Alex Hyde (February 17, 1898 - July 7, 1956) was an American jazz bandleader and violinist.

== Biography ==
Hyde was born in Hamburg, Germany, on February 17, 1898. His family emigrated to the U.S in April 1898. He was tutored by a professional violinist.

He founded his own dance band, the Romance of Rhythm Orchestra, and played with them locally in New York City (1919–22) and throughout North America (1922–23). After World War I, Hyde visited Germany and entertained U.S. military personnel in the then-occupied Rhineland. The Romance of Rhythm Orchestra first recorded in 1923, and when touring Germany in 1924, they released material on Deutsche Grammophon. Among Hyde's soloists for these recordings are Howard McFarlane, pianist Walker O'Neill, and saxophonist Eddie Grosso. He recorded as a leader with a different band in 1924-25, also in Germany; Gene Sedric plays on some of these recordings.

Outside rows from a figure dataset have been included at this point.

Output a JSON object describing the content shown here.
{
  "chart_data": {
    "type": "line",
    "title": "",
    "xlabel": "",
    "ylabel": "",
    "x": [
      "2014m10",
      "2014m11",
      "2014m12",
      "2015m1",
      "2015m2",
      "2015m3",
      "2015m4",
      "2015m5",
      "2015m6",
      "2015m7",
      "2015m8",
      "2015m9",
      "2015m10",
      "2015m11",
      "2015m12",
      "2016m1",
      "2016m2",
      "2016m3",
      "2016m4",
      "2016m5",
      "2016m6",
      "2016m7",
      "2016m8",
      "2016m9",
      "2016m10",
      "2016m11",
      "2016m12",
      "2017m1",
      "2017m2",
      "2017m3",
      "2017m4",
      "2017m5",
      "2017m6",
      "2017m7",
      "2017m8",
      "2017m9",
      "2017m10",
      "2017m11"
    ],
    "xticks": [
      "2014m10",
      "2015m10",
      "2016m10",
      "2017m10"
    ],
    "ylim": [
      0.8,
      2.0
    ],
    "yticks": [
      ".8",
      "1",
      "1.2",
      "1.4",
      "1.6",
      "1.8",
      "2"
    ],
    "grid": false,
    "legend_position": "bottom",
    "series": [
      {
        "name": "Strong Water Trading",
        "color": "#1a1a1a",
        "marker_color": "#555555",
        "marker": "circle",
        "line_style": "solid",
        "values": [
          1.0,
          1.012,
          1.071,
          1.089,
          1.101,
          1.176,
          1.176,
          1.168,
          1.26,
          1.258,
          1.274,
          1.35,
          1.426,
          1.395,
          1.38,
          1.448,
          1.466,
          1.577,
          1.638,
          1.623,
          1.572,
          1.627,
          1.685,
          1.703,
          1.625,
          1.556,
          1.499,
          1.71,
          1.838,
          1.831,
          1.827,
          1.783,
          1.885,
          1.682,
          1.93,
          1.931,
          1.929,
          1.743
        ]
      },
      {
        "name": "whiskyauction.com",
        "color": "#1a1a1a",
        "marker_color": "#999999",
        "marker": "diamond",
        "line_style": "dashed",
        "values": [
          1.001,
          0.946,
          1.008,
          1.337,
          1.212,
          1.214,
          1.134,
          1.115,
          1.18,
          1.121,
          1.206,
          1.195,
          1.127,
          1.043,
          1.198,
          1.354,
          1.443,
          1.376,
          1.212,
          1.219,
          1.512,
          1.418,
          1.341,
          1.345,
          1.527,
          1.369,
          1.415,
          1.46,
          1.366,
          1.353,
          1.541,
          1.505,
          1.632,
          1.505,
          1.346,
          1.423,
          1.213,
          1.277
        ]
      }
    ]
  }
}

Hyde met Michael Danzi in New York and Danzi joined Hyde's newly-formed Alex Hyde Orchestra.

Upon his return to the U.S., he ran his own talent agency, composed music for military bands in the Air Force, and did work in the studios in Hollywood. He also co-managed an insurance company with his brothers. One of his brothers was talent agent Johnny Hyde.

Hyde died on July 7, 1956, in Santa Monica, California.